There’s a lot of trial and error to solving the puzzles, which is not meant as a negative. Unless your brain works a certain way, you’re going to have to look at the pieces you have to place, and pick one you think makes sense as a starting block, then place it. Keep doing this until it’s clear you messed up somewhere along the way, then start flipping and rotating and swapping out different pieces. You’ll start to get a sense of which pieces are used for specific purposes, though, which ones are reliable starter pieces, which polyominoes are probably best to save for near the end of the puzzle.
A thing you need to watch out for as the puzzles become more complex is which blocks need to be used at all: you’ll eventually start receiving more pieces than you need to complete the puzzle, which means it’s not just a matter of narrowing down where to place what you’ve got, but also what among the pieces you have needs to be used at all. This isn’t the case at all early, but it doesn’t take too long for the game to start mixing these extra blocks in. There are just 36 levels in Daedalian Opus, starting with the three-piece opener and ending with a whole bunch of 12-block puzzles in increasingly complex shapes and arrangements one after the other.

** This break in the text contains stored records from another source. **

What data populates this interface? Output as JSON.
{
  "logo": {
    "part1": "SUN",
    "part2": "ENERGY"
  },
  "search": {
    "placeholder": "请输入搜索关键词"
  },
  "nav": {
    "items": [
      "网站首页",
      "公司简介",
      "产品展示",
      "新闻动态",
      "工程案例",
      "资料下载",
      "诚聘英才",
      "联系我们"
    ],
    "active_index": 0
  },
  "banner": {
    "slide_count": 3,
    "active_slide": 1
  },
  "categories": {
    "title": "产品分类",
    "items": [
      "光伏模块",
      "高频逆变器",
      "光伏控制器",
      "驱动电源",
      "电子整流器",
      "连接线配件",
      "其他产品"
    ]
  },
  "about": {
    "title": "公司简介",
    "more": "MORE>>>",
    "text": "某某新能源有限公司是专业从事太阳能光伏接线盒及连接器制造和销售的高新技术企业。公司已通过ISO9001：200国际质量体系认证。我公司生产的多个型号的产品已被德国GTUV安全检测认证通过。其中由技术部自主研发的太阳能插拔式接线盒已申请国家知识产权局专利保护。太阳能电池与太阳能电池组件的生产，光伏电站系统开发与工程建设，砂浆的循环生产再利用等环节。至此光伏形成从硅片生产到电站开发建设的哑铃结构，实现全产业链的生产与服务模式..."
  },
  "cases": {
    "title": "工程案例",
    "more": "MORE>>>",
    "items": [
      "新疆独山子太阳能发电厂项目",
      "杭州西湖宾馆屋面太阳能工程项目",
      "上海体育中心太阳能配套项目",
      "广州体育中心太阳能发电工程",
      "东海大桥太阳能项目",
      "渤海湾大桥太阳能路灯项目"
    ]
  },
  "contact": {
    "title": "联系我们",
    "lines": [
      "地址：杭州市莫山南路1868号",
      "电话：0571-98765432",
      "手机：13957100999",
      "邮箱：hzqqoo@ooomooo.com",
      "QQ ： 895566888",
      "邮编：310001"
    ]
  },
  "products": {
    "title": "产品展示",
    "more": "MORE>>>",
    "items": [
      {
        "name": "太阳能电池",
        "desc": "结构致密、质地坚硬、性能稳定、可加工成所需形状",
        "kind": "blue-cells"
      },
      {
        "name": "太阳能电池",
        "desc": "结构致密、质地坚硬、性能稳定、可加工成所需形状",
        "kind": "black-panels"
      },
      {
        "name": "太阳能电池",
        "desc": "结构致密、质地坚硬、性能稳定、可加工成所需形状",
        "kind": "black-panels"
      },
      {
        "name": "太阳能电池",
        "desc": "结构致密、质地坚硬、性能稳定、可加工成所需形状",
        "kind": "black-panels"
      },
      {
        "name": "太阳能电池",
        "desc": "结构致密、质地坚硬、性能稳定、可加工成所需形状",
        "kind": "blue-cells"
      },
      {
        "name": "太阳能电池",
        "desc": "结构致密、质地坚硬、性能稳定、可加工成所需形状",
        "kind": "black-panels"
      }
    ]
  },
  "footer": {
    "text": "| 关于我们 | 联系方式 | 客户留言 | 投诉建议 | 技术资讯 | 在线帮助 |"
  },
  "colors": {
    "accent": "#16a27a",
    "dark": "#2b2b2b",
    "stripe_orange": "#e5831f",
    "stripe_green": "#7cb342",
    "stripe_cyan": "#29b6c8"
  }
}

Given this wasn’t a particularly popular or notable release, there aren’t a ton of walkthroughs for it out there, but a couple do exist, including one visual aid that shows the solution for each of the stages. For our purposes, it’ll give you a sense of how the scale and shape of the puzzles changes as the game progresses, and how many kinds of pieces exist within Daedalian Opus:
In between stages, you take control of a little guy, who you have exit one building with a stage housed within it, and have him cross a bridge to the next one. A little UFO appears and displays a four-letter password that you can use to retain your progress, since Daedalian Opus doesn’t save anything, and you’ll often come into contact with a fairy creature who will grant you access to the next block to be used in future puzzles. This short gameplay video displays pretty much the entire game experience, from the end of one stage to the completion of the next one, as well as three of the six songs that are in the game (with the others being the title screen music and other stage themes):
Now, what’s missing from this video is the wrong guesses — every piece is placed where it belongs here, when it needs to be and where it needs to be — but you can see that there are extra blocks already at this early juncture of stage 10. And that pieces need to be rotated and flipped, and that nine of them are needed to complete the puzzle. What changes later, as you can see in the solutions image above, is the complexity of the shapes themselves, not just how many blocks are needed to finish them off. It becomes tougher to envision just where things go as the shape itself is less standard.
The only real issues with Daedalian Opus come from its lack of features. Not saving any progress and relying on passwords means no leaderboards, which would have been nice for a game with a clock intimidatingly ticking away in it, but as far as the actual gameplay goes, it still gets the job done. It doesn’t invent some new kind of puzzle, and it isn’t some kind of riff on the falling block genre that was dominating the scene and causing all kinds of post-Tetris puzzle series to be created, but it handles its modest goal of “jigsaw-style puzzles with polyominoes” well.